A Theoretical Framework for AI Models Explainability with Application in Biomedicine
This work addresses foundational issues in XAI for researchers and practitioners, particularly in biomedicine, but is incremental as it synthesizes existing literature into a new framework.
The authors tackled the lack of shared terminology and structural soundness in Explainable AI (XAI) by proposing a novel theoretical framework that defines explanations as a combination of model evidence and human interpretation, emphasizing faithfulness and plausibility properties.

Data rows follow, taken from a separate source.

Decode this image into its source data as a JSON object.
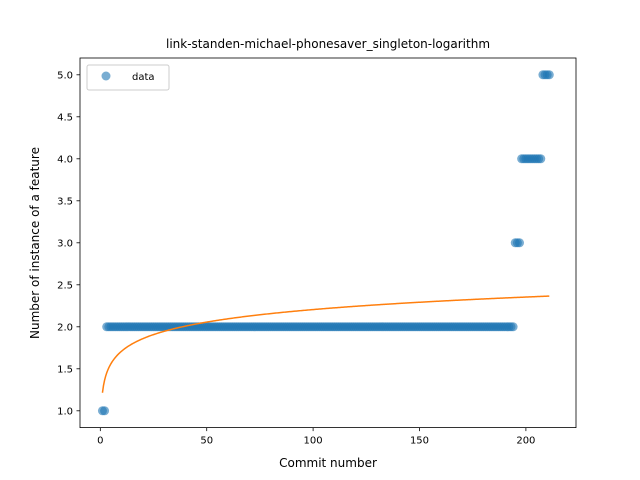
{
  "chart_data": {
    "type": "scatter",
    "title": "link-standen-michael-phonesaver_singleton-logarithm",
    "xlabel": "Commit number",
    "ylabel": "Number of instance of a feature",
    "xlim": [
      -9.55,
      223.55
    ],
    "ylim": [
      0.8,
      5.2
    ],
    "xticks": [
      0,
      50,
      100,
      150,
      200
    ],
    "yticks": [
      1.0,
      1.5,
      2.0,
      2.5,
      3.0,
      3.5,
      4.0,
      4.5,
      5.0
    ],
    "xtick_labels": [
      "0",
      "50",
      "100",
      "150",
      "200"
    ],
    "ytick_labels": [
      "1.0",
      "1.5",
      "2.0",
      "2.5",
      "3.0",
      "3.5",
      "4.0",
      "4.5",
      "5.0"
    ],
    "legend": {
      "position": "upper-left",
      "entries": [
        "data"
      ]
    },
    "colors": {
      "data": "#1f77b4",
      "fit": "#ff7f0e"
    },
    "series": [
      {
        "name": "data",
        "kind": "points",
        "segments": [
          {
            "x_start": 1,
            "x_end": 2,
            "y": 1
          },
          {
            "x_start": 3,
            "x_end": 194,
            "y": 2
          },
          {
            "x_start": 195,
            "x_end": 197,
            "y": 3
          },
          {
            "x_start": 198,
            "x_end": 207,
            "y": 4
          },
          {
            "x_start": 208,
            "x_end": 211,
            "y": 5
          }
        ]
      },
      {
        "kind": "fit",
        "model": "a + b*ln(x)",
        "a": 1.215,
        "b": 0.215,
        "x_range": [
          1,
          211
        ]
      }
    ]
  }
}
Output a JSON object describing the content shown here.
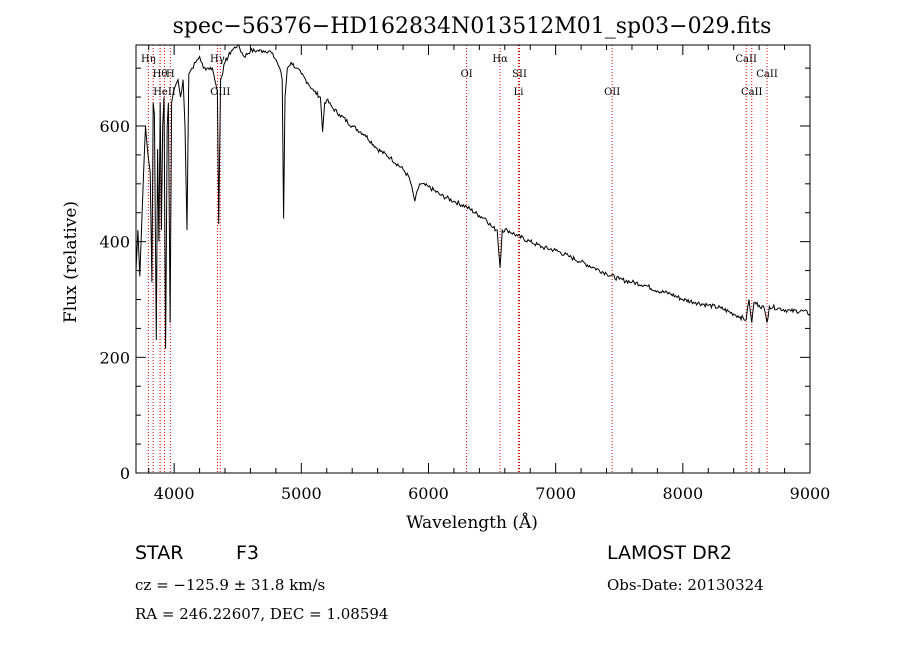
{
  "chart_data": {
    "type": "line",
    "title": "spec−56376−HD162834N013512M01_sp03−029.fits",
    "xlabel": "Wavelength (Å)",
    "ylabel": "Flux (relative)",
    "xlim": [
      3700,
      9000
    ],
    "ylim": [
      0,
      740
    ],
    "xticks": [
      {
        "value": 4000,
        "label": "4000"
      },
      {
        "value": 5000,
        "label": "5000"
      },
      {
        "value": 6000,
        "label": "6000"
      },
      {
        "value": 7000,
        "label": "7000"
      },
      {
        "value": 8000,
        "label": "8000"
      },
      {
        "value": 9000,
        "label": "9000"
      }
    ],
    "yticks": [
      {
        "value": 0,
        "label": "0"
      },
      {
        "value": 200,
        "label": "200"
      },
      {
        "value": 400,
        "label": "400"
      },
      {
        "value": 600,
        "label": "600"
      }
    ],
    "grid": false,
    "series": [
      {
        "x": [
          3700,
          3715,
          3730,
          3745,
          3760,
          3775,
          3790,
          3800,
          3812,
          3825,
          3835,
          3845,
          3860,
          3870,
          3880,
          3890,
          3900,
          3910,
          3920,
          3933,
          3945,
          3955,
          3968,
          3980,
          3995,
          4010,
          4030,
          4050,
          4070,
          4085,
          4101,
          4115,
          4140,
          4170,
          4200,
          4230,
          4260,
          4300,
          4320,
          4340,
          4350,
          4365,
          4400,
          4450,
          4500,
          4550,
          4600,
          4650,
          4700,
          4750,
          4800,
          4830,
          4850,
          4861,
          4872,
          4890,
          4920,
          4960,
          5000,
          5050,
          5100,
          5150,
          5167,
          5184,
          5200,
          5250,
          5300,
          5400,
          5500,
          5600,
          5700,
          5800,
          5850,
          5893,
          5930,
          6000,
          6100,
          6200,
          6300,
          6400,
          6450,
          6500,
          6540,
          6563,
          6580,
          6620,
          6700,
          6800,
          6900,
          7000,
          7100,
          7200,
          7300,
          7400,
          7500,
          7600,
          7700,
          7800,
          7900,
          8000,
          8100,
          8200,
          8300,
          8400,
          8450,
          8498,
          8520,
          8542,
          8560,
          8600,
          8640,
          8662,
          8680,
          8750,
          8850,
          8950,
          9000
        ],
        "y": [
          350,
          420,
          340,
          430,
          520,
          600,
          560,
          540,
          520,
          330,
          640,
          620,
          230,
          560,
          400,
          640,
          420,
          600,
          650,
          215,
          600,
          640,
          260,
          640,
          660,
          670,
          680,
          650,
          680,
          600,
          420,
          690,
          700,
          710,
          720,
          700,
          700,
          700,
          680,
          660,
          430,
          680,
          710,
          730,
          740,
          720,
          730,
          730,
          730,
          730,
          715,
          700,
          680,
          440,
          650,
          700,
          710,
          700,
          690,
          675,
          660,
          650,
          590,
          640,
          645,
          630,
          620,
          600,
          585,
          560,
          545,
          525,
          510,
          470,
          500,
          495,
          480,
          470,
          460,
          445,
          440,
          425,
          420,
          355,
          420,
          420,
          410,
          400,
          390,
          385,
          375,
          365,
          355,
          345,
          335,
          330,
          325,
          315,
          310,
          300,
          295,
          290,
          285,
          275,
          270,
          265,
          300,
          260,
          295,
          290,
          285,
          260,
          288,
          285,
          280,
          280,
          275
        ],
        "color": "#000000"
      }
    ],
    "reference_lines": [
      {
        "x": 3797,
        "label": "Hη",
        "label_row": 1
      },
      {
        "x": 3835,
        "label": "",
        "label_row": 0
      },
      {
        "x": 3889,
        "label": "Hθ",
        "label_row": 2
      },
      {
        "x": 3970,
        "label": "H",
        "label_row": 2
      },
      {
        "x": 3924,
        "label": "HeII",
        "label_row": 3
      },
      {
        "x": 4340,
        "label": "Hγ",
        "label_row": 1
      },
      {
        "x": 4363,
        "label": "OIII",
        "label_row": 3
      },
      {
        "x": 6300,
        "label": "OI",
        "label_row": 2
      },
      {
        "x": 6563,
        "label": "Hα",
        "label_row": 1
      },
      {
        "x": 6716,
        "label": "SII",
        "label_row": 2
      },
      {
        "x": 6708,
        "label": "Li",
        "label_row": 3
      },
      {
        "x": 7444,
        "label": "OII",
        "label_row": 3
      },
      {
        "x": 8498,
        "label": "CaII",
        "label_row": 1
      },
      {
        "x": 8542,
        "label": "CaII",
        "label_row": 3
      },
      {
        "x": 8662,
        "label": "CaII",
        "label_row": 2
      }
    ]
  },
  "info": {
    "class_label": "STAR",
    "subclass": "F3",
    "survey": "LAMOST DR2",
    "cz": "cz = −125.9 ± 31.8 km/s",
    "obs_date": "Obs-Date: 20130324",
    "radec": "RA = 246.22607, DEC =   1.08594"
  }
}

EXplainable Artificial Intelligence (XAI) is a vibrant research topic in the artificial intelligence community, with growing interest across methods and domains. Much has been written about the subject, yet XAI still lacks shared terminology and a framework capable of providing structural soundness to explanations. In our work, we address these issues by proposing a novel definition of explanation that is a synthesis of what can be found in the literature. We recognize that explanations are not atomic but the combination of evidence stemming from the model and its input-output mapping, and the human interpretation of this evidence. Furthermore, we fit explanations into the properties of faithfulness (i.e., the explanation being a true description of the model's inner workings and decision-making process) and plausibility (i.e., how much the explanation looks convincing to the user). Using our proposed theoretical framework simplifies how these properties are operationalized and it provides new insight into common explanation methods that we analyze as case studies.